Date of Award
Master of Public Health (MPH)
Dr. Heather Bradley
Dr. Louise Francois Watkins
Campylobacteriosis, the most common bacterial foodborne illness, infects approximately 1.3 million people in the United States each year. Some Campylobacter infections have antimicrobial resistance to ciprofloxacin and erythromycin, which is a threat to public health given that physicians typically treat severe illnesses with these antimicrobial agents.
The objective of this study is to evaluate the change in incidence of Campylobacter over time and describe the trends in resistance to clinically significant antibiotics, including ciprofloxacin and erythromycin. This study will also compare hospitalizations and deaths among patients by resistance to clinically significant antibiotics.
A secondary analysis was performed using data from two Centers for Disease Control and Prevention (CDC) surveillance systems: Foodborne Diseases Active Surveillance (FoodNet) and National Antimicrobial Resistance Monitoring System (NARMS). We calculated the incidence of Campylobacter overall and by demographic characteristics for each year and compared resistance to ciprofloxacin and erythromycin in 2005 – 2012 and 2013 – 2017. Chi-Square and Fisher’s Exact tests were used to test differences in resistance over time by demographic characteristics and travel history. Lastly, we assessed health outcomes (hospitalizations and deaths) by antimicrobial susceptibility during 2005 – 2012 and 2013 – 2017.
During 2005 – 2017, incidence among culture-confirmed Campylobacter infections did not change substantially (12.71/100,000 persons in 2005 and 12.25/100,000 persons in 2017). The highest incidence was found in children younger than 5 years old: 25.24/100,000 persons in 2005 – 2008, 25.47/100,000 persons in 2009 – 2012, 21.92/100,000 persons in 2013 – 2016, and 19.75/100,000 persons in 2017. Notably, males had a higher incidence compared to females across all years. Resistance to ciprofloxacin increased from 24% in 2005 – 2012 to 27% in 2013 – 2017, and resistance to erythromycin increased from 2% in 2005 – 2012 and 3% in 2013 – 2017. Hospitalization was less likely in ciprofloxacin- and erythromycin-resistant cases than in ciprofloxacin- and erythromycin-susceptible cases, and results showed that only 1% of cases died due to infection, irrespective of antimicrobial susceptibility.

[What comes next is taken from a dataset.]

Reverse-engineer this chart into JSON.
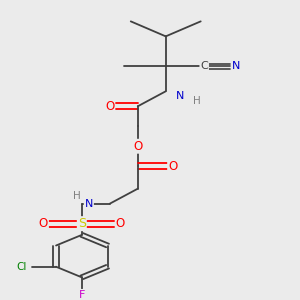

The overall incidence and increase in resistance to first-line treatment antibiotics for Campylobacter infections remains a public health concern. The recent data used in our study highlight the importance of conducting Campylobacter surveillance and monitoring antimicrobial resistance.
Ahart, Lauren, "Trends in Antimicrobial Resistance of Campylobacter Infections--United States, 2005-2017." Thesis, Georgia State University, 2019.